Our reference: D2018/003773
Network Migration Taskforce
Community Safeguards and Networks Branch
Australian Communications and Media Authority
PO Box 13112
Melbourne, Victoria 8010
NBN migration – complaints-handling rules
Thank you for the opportunity to comment on the Telecommunications (Consumer Complaints Handling) Industry Standard 2018 (the draft Standard) and the Telecommunications (Consumer Complaints) Record-Keeping Rules 2018 (the draft Rules). I understand that the draft Standard and the draft Rules are designed to improve how carriage service providers (CSPs) handle complaints about their services and are the initial step in a program to improve the consumer experience in moving to, and using, the National Broadband Network.
Under section 134 of the Telecommunications Act 1997, where an industry standard deals with a matter set out in section 113(3)(f) (privacy matters including the protection of personal information), the Australian Communications and Media Authority (ACMA) must consult with the Australian Information Commissioner prior to determining the standard.
Section 20 of the draft Standard sets out the types of information that a CSP must collect as part of its complaint-handling process. These include a customer’s name and contact details, a description of the complaint and issues raised, a description of the results of any investigation, and copies of correspondence. In some instances, this may involve the collection of sensitive information,  such as health information, and other information relating to hardship arrangements, including details about family violence.
Section 22 of the draft Standard indicates that certain CSPs to which the draft Standard applies, are not covered by the Privacy Act. The requirement for these CSPs to handle and retain personal and sensitive information, may raise privacy risks (including in relation to data quality and security), that are not addressed by the confidentiality requirement in s 22 of the draft Standard. Due to the nature of information involved in telecommunications complaints, including financial, health, and details about hardship arrangements, there is a greater risk that individuals may experience harm if it is not appropriately protected. To ensure that information collected under s 20 is afforded protections commensurate with this risk and community expectations, the ACMA could consider including a requirement for CSPs to opt-in to Privacy Act coverage under in s 6EA Privacy Act. This would safeguard customers’ personal information throughout all stages of the information lifecycle, as well as ensuring that customers are notified of any data breaches that are likely to pose a risk of serious harm. The Office of the Australian Information Commissioner (OAIC) would be pleased to explore these options further with the ACMA.
I understand that the draft Rules only authorise the collection of statistical information that does not include personal information. At this stage, the OAIC makes no comment on these rules, however, I would appreciate further consultation should the rules be amended to involve the handling of personal information by CSPs.

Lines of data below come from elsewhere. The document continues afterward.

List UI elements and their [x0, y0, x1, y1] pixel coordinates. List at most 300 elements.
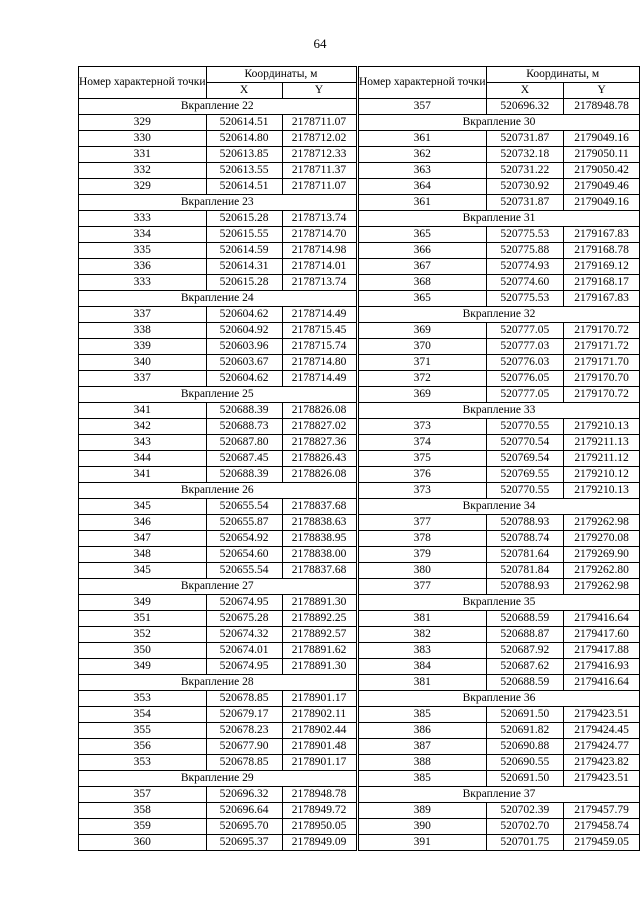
table-row — [359, 707, 640, 723]
point-number-cell: 353 — [79, 755, 207, 771]
table-row — [359, 467, 640, 483]
x-coordinate-cell: 520777.05 — [486, 387, 564, 403]
point-number-cell: 364 — [359, 179, 487, 195]
table-row — [359, 355, 640, 371]
x-coordinate-cell: 520688.39 — [206, 403, 282, 419]
y-coordinate-cell: 2179170.72 — [564, 323, 640, 339]
point-number-cell: 335 — [79, 243, 207, 259]
y-coordinate-cell: 2179210.12 — [564, 467, 640, 483]
y-coordinate-cell: 2178826.08 — [282, 403, 356, 419]
y-coordinate-cell: 2178712.02 — [282, 131, 356, 147]
x-coordinate-cell: 520604.92 — [206, 323, 282, 339]
x-coordinate-cell: 520688.87 — [486, 627, 564, 643]
point-number-cell: 373 — [359, 483, 487, 499]
coordinates-table-left — [78, 66, 357, 851]
point-number-cell: 341 — [79, 403, 207, 419]
y-coordinate-cell: 2179416.64 — [564, 611, 640, 627]
group-label: Вкрапление 32 — [359, 307, 640, 323]
y-coordinate-cell: 2178711.07 — [282, 115, 356, 131]
y-coordinate-cell: 2179417.60 — [564, 627, 640, 643]
point-number-cell: 338 — [79, 323, 207, 339]
group-header-row — [79, 483, 357, 499]
table-row — [79, 515, 357, 531]
group-header-row — [359, 307, 640, 323]
group-label: Вкрапление 23 — [79, 195, 357, 211]
x-coordinate-cell: 520614.59 — [206, 243, 282, 259]
table-row — [359, 771, 640, 787]
table-row — [359, 147, 640, 163]
y-coordinate-cell: 2178948.78 — [564, 99, 640, 115]
y-coordinate-cell: 2178714.49 — [282, 307, 356, 323]
point-number-cell: 374 — [359, 435, 487, 451]
y-coordinate-cell: 2179423.51 — [564, 707, 640, 723]
point-number-cell: 369 — [359, 387, 487, 403]
table-row — [359, 179, 640, 195]
group-header-row — [79, 579, 357, 595]
table-row — [79, 243, 357, 259]
point-number-cell: 356 — [79, 739, 207, 755]
y-coordinate-cell: 2179424.45 — [564, 723, 640, 739]
y-coordinate-cell: 2179049.16 — [564, 195, 640, 211]
table-row — [79, 403, 357, 419]
y-coordinate-cell: 2178827.02 — [282, 419, 356, 435]
point-number-cell: 340 — [79, 355, 207, 371]
point-number-cell: 377 — [359, 515, 487, 531]
y-coordinate-cell: 2178892.57 — [282, 627, 356, 643]
group-header-row — [79, 387, 357, 403]
y-coordinate-cell: 2179168.78 — [564, 243, 640, 259]
table-row — [359, 163, 640, 179]
header-point-number: Номер характерной точки — [359, 67, 487, 99]
table-row — [359, 579, 640, 595]
point-number-cell: 336 — [79, 259, 207, 275]
point-number-cell: 368 — [359, 275, 487, 291]
table-row — [79, 339, 357, 355]
x-coordinate-cell: 520614.51 — [206, 115, 282, 131]
point-number-cell: 350 — [79, 643, 207, 659]
point-number-cell: 379 — [359, 547, 487, 563]
header-point-number: Номер характерной точки — [79, 67, 207, 99]
y-coordinate-cell: 2179169.12 — [564, 259, 640, 275]
y-coordinate-cell: 2178891.30 — [282, 659, 356, 675]
table-row — [79, 451, 357, 467]
x-coordinate-cell: 520788.74 — [486, 531, 564, 547]
x-coordinate-cell: 520775.53 — [486, 227, 564, 243]
x-coordinate-cell: 520788.93 — [486, 579, 564, 595]
y-coordinate-cell: 2178714.98 — [282, 243, 356, 259]
x-coordinate-cell: 520770.54 — [486, 435, 564, 451]
group-label: Вкрапление 29 — [79, 771, 357, 787]
point-number-cell: 339 — [79, 339, 207, 355]
y-coordinate-cell: 2178711.07 — [282, 179, 356, 195]
table-row — [79, 691, 357, 707]
table-row — [79, 163, 357, 179]
x-coordinate-cell: 520702.39 — [486, 803, 564, 819]
point-number-cell: 373 — [359, 419, 487, 435]
point-number-cell: 346 — [79, 515, 207, 531]
table-row — [79, 643, 357, 659]
group-header-row — [359, 595, 640, 611]
group-label: Вкрапление 33 — [359, 403, 640, 419]
group-header-row — [359, 115, 640, 131]
x-coordinate-cell: 520691.82 — [486, 723, 564, 739]
y-coordinate-cell: 2179167.83 — [564, 227, 640, 243]
point-number-cell: 333 — [79, 211, 207, 227]
table-row — [359, 451, 640, 467]
point-number-cell: 363 — [359, 163, 487, 179]
point-number-cell: 329 — [79, 115, 207, 131]
x-coordinate-cell: 520695.70 — [206, 819, 282, 835]
y-coordinate-cell: 2179050.11 — [564, 147, 640, 163]
x-coordinate-cell: 520730.92 — [486, 179, 564, 195]
y-coordinate-cell: 2178950.05 — [282, 819, 356, 835]
table-row — [79, 115, 357, 131]
table-row — [359, 563, 640, 579]
group-header-row — [79, 99, 357, 115]
x-coordinate-cell: 520655.54 — [206, 499, 282, 515]
point-number-cell: 357 — [359, 99, 487, 115]
table-row — [79, 275, 357, 291]
point-number-cell: 360 — [79, 835, 207, 851]
x-coordinate-cell: 520691.50 — [486, 771, 564, 787]
point-number-cell: 370 — [359, 339, 487, 355]
header-y: Y — [282, 83, 356, 99]
x-coordinate-cell: 520678.23 — [206, 723, 282, 739]
table-row — [359, 483, 640, 499]
point-number-cell: 357 — [79, 787, 207, 803]
point-number-cell: 351 — [79, 611, 207, 627]
group-header-row — [359, 787, 640, 803]
x-coordinate-cell: 520615.28 — [206, 211, 282, 227]
right-table-body — [359, 99, 640, 851]
table-row — [79, 371, 357, 387]
x-coordinate-cell: 520690.88 — [486, 739, 564, 755]
x-coordinate-cell: 520677.90 — [206, 739, 282, 755]
y-coordinate-cell: 2179423.82 — [564, 755, 640, 771]
y-coordinate-cell: 2179269.90 — [564, 547, 640, 563]
group-label: Вкрапление 35 — [359, 595, 640, 611]
point-number-cell: 387 — [359, 739, 487, 755]
point-number-cell: 366 — [359, 243, 487, 259]
point-number-cell: 361 — [359, 131, 487, 147]
x-coordinate-cell: 520769.54 — [486, 451, 564, 467]
point-number-cell: 367 — [359, 259, 487, 275]
table-row — [79, 227, 357, 243]
table-row — [359, 611, 640, 627]
x-coordinate-cell: 520690.55 — [486, 755, 564, 771]
y-coordinate-cell: 2179168.17 — [564, 275, 640, 291]
x-coordinate-cell: 520777.05 — [486, 323, 564, 339]
table-row — [359, 819, 640, 835]
point-number-cell: 355 — [79, 723, 207, 739]
table-row — [359, 723, 640, 739]
y-coordinate-cell: 2178901.17 — [282, 755, 356, 771]
group-label: Вкрапление 22 — [79, 99, 357, 115]
point-number-cell: 375 — [359, 451, 487, 467]
y-coordinate-cell: 2179416.64 — [564, 675, 640, 691]
point-number-cell: 349 — [79, 659, 207, 675]
point-number-cell: 342 — [79, 419, 207, 435]
point-number-cell: 337 — [79, 307, 207, 323]
x-coordinate-cell: 520688.73 — [206, 419, 282, 435]
table-row — [359, 643, 640, 659]
y-coordinate-cell: 2179049.46 — [564, 179, 640, 195]
x-coordinate-cell: 520604.62 — [206, 371, 282, 387]
y-coordinate-cell: 2179167.83 — [564, 291, 640, 307]
group-label: Вкрапление 25 — [79, 387, 357, 403]
y-coordinate-cell: 2178711.37 — [282, 163, 356, 179]
x-coordinate-cell: 520696.64 — [206, 803, 282, 819]
page-number: 64 — [313, 36, 327, 51]
y-coordinate-cell: 2179262.98 — [564, 579, 640, 595]
table-row — [79, 595, 357, 611]
table-row — [359, 659, 640, 675]
x-coordinate-cell: 520674.01 — [206, 643, 282, 659]
y-coordinate-cell: 2179262.98 — [564, 515, 640, 531]
point-number-cell: 385 — [359, 771, 487, 787]
x-coordinate-cell: 520688.59 — [486, 675, 564, 691]
table-row — [79, 723, 357, 739]
point-number-cell: 383 — [359, 643, 487, 659]
point-number-cell: 389 — [359, 803, 487, 819]
x-coordinate-cell: 520777.03 — [486, 339, 564, 355]
x-coordinate-cell: 520701.75 — [486, 835, 564, 851]
y-coordinate-cell: 2179423.51 — [564, 771, 640, 787]
point-number-cell: 381 — [359, 611, 487, 627]
y-coordinate-cell: 2178901.48 — [282, 739, 356, 755]
y-coordinate-cell: 2179171.72 — [564, 339, 640, 355]
point-number-cell: 347 — [79, 531, 207, 547]
point-number-cell: 371 — [359, 355, 487, 371]
table-row — [359, 195, 640, 211]
x-coordinate-cell: 520687.80 — [206, 435, 282, 451]
table-row — [79, 323, 357, 339]
y-coordinate-cell: 2178827.36 — [282, 435, 356, 451]
x-coordinate-cell: 520731.87 — [486, 131, 564, 147]
point-number-cell: 333 — [79, 275, 207, 291]
table-row — [359, 435, 640, 451]
y-coordinate-cell: 2178838.95 — [282, 531, 356, 547]
group-label: Вкрапление 24 — [79, 291, 357, 307]
y-coordinate-cell: 2178715.45 — [282, 323, 356, 339]
group-header-row — [79, 771, 357, 787]
x-coordinate-cell: 520679.17 — [206, 707, 282, 723]
table-row — [79, 531, 357, 547]
table-row — [79, 739, 357, 755]
table-row — [79, 131, 357, 147]
x-coordinate-cell: 520678.85 — [206, 691, 282, 707]
table-row — [359, 275, 640, 291]
table-row — [359, 243, 640, 259]
point-number-cell: 341 — [79, 467, 207, 483]
group-header-row — [79, 195, 357, 211]
y-coordinate-cell: 2179262.80 — [564, 563, 640, 579]
y-coordinate-cell: 2178891.62 — [282, 643, 356, 659]
x-coordinate-cell: 520774.93 — [486, 259, 564, 275]
table-row — [359, 835, 640, 851]
header-y: Y — [564, 83, 640, 99]
table-row — [359, 387, 640, 403]
y-coordinate-cell: 2178901.17 — [282, 691, 356, 707]
table-row — [359, 131, 640, 147]
y-coordinate-cell: 2178948.78 — [282, 787, 356, 803]
y-coordinate-cell: 2179210.13 — [564, 419, 640, 435]
x-coordinate-cell: 520655.54 — [206, 563, 282, 579]
group-header-row — [359, 691, 640, 707]
x-coordinate-cell: 520603.96 — [206, 339, 282, 355]
y-coordinate-cell: 2178714.70 — [282, 227, 356, 243]
x-coordinate-cell: 520770.55 — [486, 483, 564, 499]
y-coordinate-cell: 2179211.13 — [564, 435, 640, 451]
x-coordinate-cell: 520776.03 — [486, 355, 564, 371]
point-number-cell: 359 — [79, 819, 207, 835]
x-coordinate-cell: 520696.32 — [486, 99, 564, 115]
y-coordinate-cell: 2179270.08 — [564, 531, 640, 547]
y-coordinate-cell: 2178714.80 — [282, 355, 356, 371]
x-coordinate-cell: 520696.32 — [206, 787, 282, 803]
header-coordinates: Координаты, м — [206, 67, 356, 83]
x-coordinate-cell: 520674.32 — [206, 627, 282, 643]
table-row — [79, 499, 357, 515]
group-label: Вкрапление 31 — [359, 211, 640, 227]
x-coordinate-cell: 520775.53 — [486, 291, 564, 307]
table-row — [79, 755, 357, 771]
x-coordinate-cell: 520702.70 — [486, 819, 564, 835]
y-coordinate-cell: 2178949.09 — [282, 835, 356, 851]
group-label: Вкрапление 26 — [79, 483, 357, 499]
group-header-row — [79, 291, 357, 307]
x-coordinate-cell: 520678.85 — [206, 755, 282, 771]
y-coordinate-cell: 2178712.33 — [282, 147, 356, 163]
y-coordinate-cell: 2179211.12 — [564, 451, 640, 467]
x-coordinate-cell: 520688.39 — [206, 467, 282, 483]
y-coordinate-cell: 2178902.11 — [282, 707, 356, 723]
x-coordinate-cell: 520770.55 — [486, 419, 564, 435]
x-coordinate-cell: 520655.87 — [206, 515, 282, 531]
x-coordinate-cell: 520675.28 — [206, 611, 282, 627]
x-coordinate-cell: 520613.55 — [206, 163, 282, 179]
table-row — [79, 147, 357, 163]
point-number-cell: 388 — [359, 755, 487, 771]
point-number-cell: 361 — [359, 195, 487, 211]
y-coordinate-cell: 2178713.74 — [282, 275, 356, 291]
y-coordinate-cell: 2179049.16 — [564, 131, 640, 147]
point-number-cell: 334 — [79, 227, 207, 243]
table-row — [79, 355, 357, 371]
table-row — [359, 803, 640, 819]
table-row — [79, 307, 357, 323]
point-number-cell: 345 — [79, 499, 207, 515]
point-number-cell: 378 — [359, 531, 487, 547]
x-coordinate-cell: 520613.85 — [206, 147, 282, 163]
y-coordinate-cell: 2179170.72 — [564, 387, 640, 403]
y-coordinate-cell: 2178838.63 — [282, 515, 356, 531]
coordinates-table-right — [358, 66, 640, 851]
x-coordinate-cell: 520775.88 — [486, 243, 564, 259]
y-coordinate-cell: 2178837.68 — [282, 563, 356, 579]
point-number-cell: 386 — [359, 723, 487, 739]
y-coordinate-cell: 2179050.42 — [564, 163, 640, 179]
point-number-cell: 391 — [359, 835, 487, 851]
table-row — [79, 659, 357, 675]
point-number-cell: 362 — [359, 147, 487, 163]
y-coordinate-cell: 2178891.30 — [282, 595, 356, 611]
group-label: Вкрапление 27 — [79, 579, 357, 595]
point-number-cell: 353 — [79, 691, 207, 707]
point-number-cell: 382 — [359, 627, 487, 643]
x-coordinate-cell: 520774.60 — [486, 275, 564, 291]
y-coordinate-cell: 2178826.08 — [282, 467, 356, 483]
point-number-cell: 358 — [79, 803, 207, 819]
x-coordinate-cell: 520781.84 — [486, 563, 564, 579]
header-x: X — [206, 83, 282, 99]
y-coordinate-cell: 2178715.74 — [282, 339, 356, 355]
point-number-cell: 343 — [79, 435, 207, 451]
point-number-cell: 344 — [79, 451, 207, 467]
group-label: Вкрапление 34 — [359, 499, 640, 515]
point-number-cell: 377 — [359, 579, 487, 595]
y-coordinate-cell: 2178902.44 — [282, 723, 356, 739]
table-row — [79, 419, 357, 435]
x-coordinate-cell: 520614.31 — [206, 259, 282, 275]
x-coordinate-cell: 520615.55 — [206, 227, 282, 243]
x-coordinate-cell: 520781.64 — [486, 547, 564, 563]
x-coordinate-cell: 520614.51 — [206, 179, 282, 195]
left-table-body — [79, 99, 357, 851]
table-row — [359, 323, 640, 339]
table-row — [79, 547, 357, 563]
x-coordinate-cell: 520776.05 — [486, 371, 564, 387]
table-row — [79, 803, 357, 819]
table-row — [79, 787, 357, 803]
point-number-cell: 331 — [79, 147, 207, 163]
group-header-row — [359, 403, 640, 419]
x-coordinate-cell: 520788.93 — [486, 515, 564, 531]
y-coordinate-cell: 2179210.13 — [564, 483, 640, 499]
header-x: X — [486, 83, 564, 99]
x-coordinate-cell: 520769.55 — [486, 467, 564, 483]
x-coordinate-cell: 520731.87 — [486, 195, 564, 211]
table-row — [79, 259, 357, 275]
point-number-cell: 365 — [359, 227, 487, 243]
point-number-cell: 330 — [79, 131, 207, 147]
x-coordinate-cell: 520687.62 — [486, 659, 564, 675]
x-coordinate-cell: 520695.37 — [206, 835, 282, 851]
group-header-row — [79, 675, 357, 691]
point-number-cell: 380 — [359, 563, 487, 579]
point-number-cell: 352 — [79, 627, 207, 643]
point-number-cell: 345 — [79, 563, 207, 579]
group-label: Вкрапление 36 — [359, 691, 640, 707]
point-number-cell: 337 — [79, 371, 207, 387]
table-row — [79, 211, 357, 227]
table-row — [359, 291, 640, 307]
y-coordinate-cell: 2178949.72 — [282, 803, 356, 819]
header-coordinates: Координаты, м — [486, 67, 640, 83]
x-coordinate-cell: 520687.45 — [206, 451, 282, 467]
table-row — [79, 563, 357, 579]
table-row — [359, 419, 640, 435]
point-number-cell: 369 — [359, 323, 487, 339]
y-coordinate-cell: 2179170.70 — [564, 371, 640, 387]
group-header-row — [359, 499, 640, 515]
x-coordinate-cell: 520615.28 — [206, 275, 282, 291]
point-number-cell: 385 — [359, 707, 487, 723]
y-coordinate-cell: 2178838.00 — [282, 547, 356, 563]
table-row — [79, 611, 357, 627]
point-number-cell: 329 — [79, 179, 207, 195]
table-row — [359, 531, 640, 547]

If you would like to discuss these matters further, please contact Sophie Higgins, Director, Regulation and Strategy Branch, on [contact details removed].
Acting Australian Information Commissioner
Acting Privacy Commissioner
17 April 2018
 Defined in s 6(1) of the Privacy Act.
 Generally, businesses with an annual turnover of $3 million or less are not required to comply with the APPs (some exceptions apply) (s 6D of the Privacy Act). More information is available in Privacy business resource 13: Application of the Australian Privacy Principles to the private sector.
 ‘Personal information’ is information or an opinion, whether true or not, and whether recorded in a material form or not, about an identified individual, or an individual who is reasonably identifiable (s 6(1) of the Privacy Act).